While the death toll in South Florida has not approached that of New York City, an early epicenter of the U.S. outbreak, hospital beds and intensive care units across the region have filled to capacity, and in some cases surpassed it.

At Jackson Memorial Hospital, the largest facility in the region, officials have called in hundreds of additional medical workers as employees have fallen sick and had to stay home or be hospitalized. An auditorium was sealed and prepared for COVID-positive patients with a negative pressure system to limit the air flow to prevent new infections.

“In 10 years of medicine I never had to put another nurse on life support, I never had to worry about my co-workers dying,” said Kevin Cho Tipton, a critical care nurse practitioner who works at one of Miami’s largest public hospitals. “It’s been emotionally very challenging, physically very challenging.”

Among the most difficult and stressful parts of the job are the sheer number of ICU patients.

Healthcare workers must constantly keep tabs on the vital organs of patients on ventilators, and many of the sick have to be flipped over and over again to stave off any complications from lying in one position for a prolonged period.
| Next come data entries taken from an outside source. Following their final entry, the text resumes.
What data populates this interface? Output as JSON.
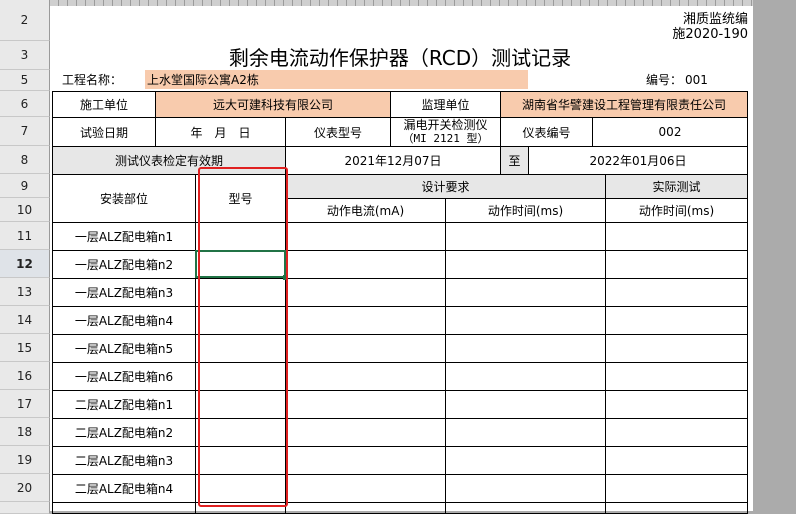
{
  "row_headers": [
    "2",
    "3",
    "5",
    "6",
    "7",
    "8",
    "9",
    "10",
    "11",
    "12",
    "13",
    "14",
    "15",
    "16",
    "17",
    "18",
    "19",
    "20"
  ],
  "selected_row": "12",
  "header": {
    "org_line": "湘质监统编",
    "code_line": "施2020-190",
    "title": "剩余电流动作保护器（RCD）测试记录",
    "project_label": "工程名称：",
    "project_value": "上水堂国际公寓A2栋",
    "number_label": "编号：",
    "number_value": "001"
  },
  "info": {
    "construction_unit_label": "施工单位",
    "construction_unit_value": "远大可建科技有限公司",
    "supervision_unit_label": "监理单位",
    "supervision_unit_value": "湖南省华譬建设工程管理有限责任公司",
    "test_date_label": "试验日期",
    "test_date_value": "年　月　日",
    "instrument_model_label": "仪表型号",
    "instrument_model_value_line1": "漏电开关检测仪",
    "instrument_model_value_line2": "（MI 2121 型）",
    "instrument_number_label": "仪表编号",
    "instrument_number_value": "002",
    "validity_label": "测试仪表检定有效期",
    "validity_from": "2021年12月07日",
    "validity_to_label": "至",
    "validity_to": "2022年01月06日"
  },
  "table": {
    "col_location": "安装部位",
    "col_model": "型号",
    "group_design": "设计要求",
    "group_actual": "实际测试",
    "col_current": "动作电流(mA)",
    "col_time_design": "动作时间(ms)",
    "col_time_actual": "动作时间(ms)",
    "rows": [
      "一层ALZ配电箱n1",
      "一层ALZ配电箱n2",
      "一层ALZ配电箱n3",
      "一层ALZ配电箱n4",
      "一层ALZ配电箱n5",
      "一层ALZ配电箱n6",
      "二层ALZ配电箱n1",
      "二层ALZ配电箱n2",
      "二层ALZ配电箱n3",
      "二层ALZ配电箱n4"
    ]
  }
}
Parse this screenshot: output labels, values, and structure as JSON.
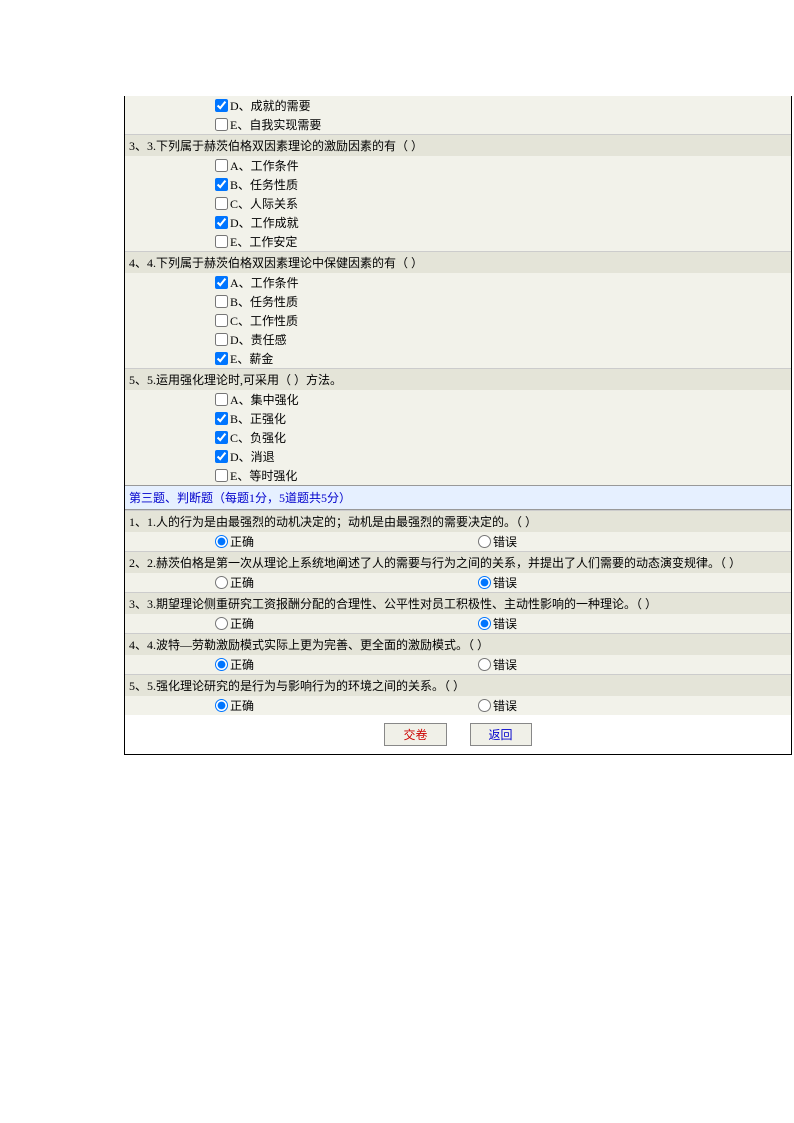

To do so without risking detaching any of the life support systems can take up to six people.

The intensity has overwhelmed some.

Jude Derisme, vice president of Service Employees International Union 1199, which represents 25,000 medical workers across Florida, said the union had to help get one nurse, a 25-year veteran, off a hospital floor after a “break down.”

“My fear is that if we don’t find a way to bring these numbers down over the next two weeks, if they’re worse than these last two weeks, we’re going to be stretched too thin,” said Martha Baker, a registered nurse and president of Service Employees International Union 1991, which represents about 5,600 medical professionals within Miami’s Jackson Health System. “The sad news is that that’s when patients die.”

While her chapter of the union along with others across Florida have advocated for more personal protective equipment, better overtime pay, hazard pay, and worker’s compensation for those waylaid by the virus, they also acknowledged that medical workers can only do so much against the pandemic.

“This is war, and instead of bullets we’ve got viruses,” Baker said. “If we don’t find a way to dampen our curve we just keep chasing our tails.”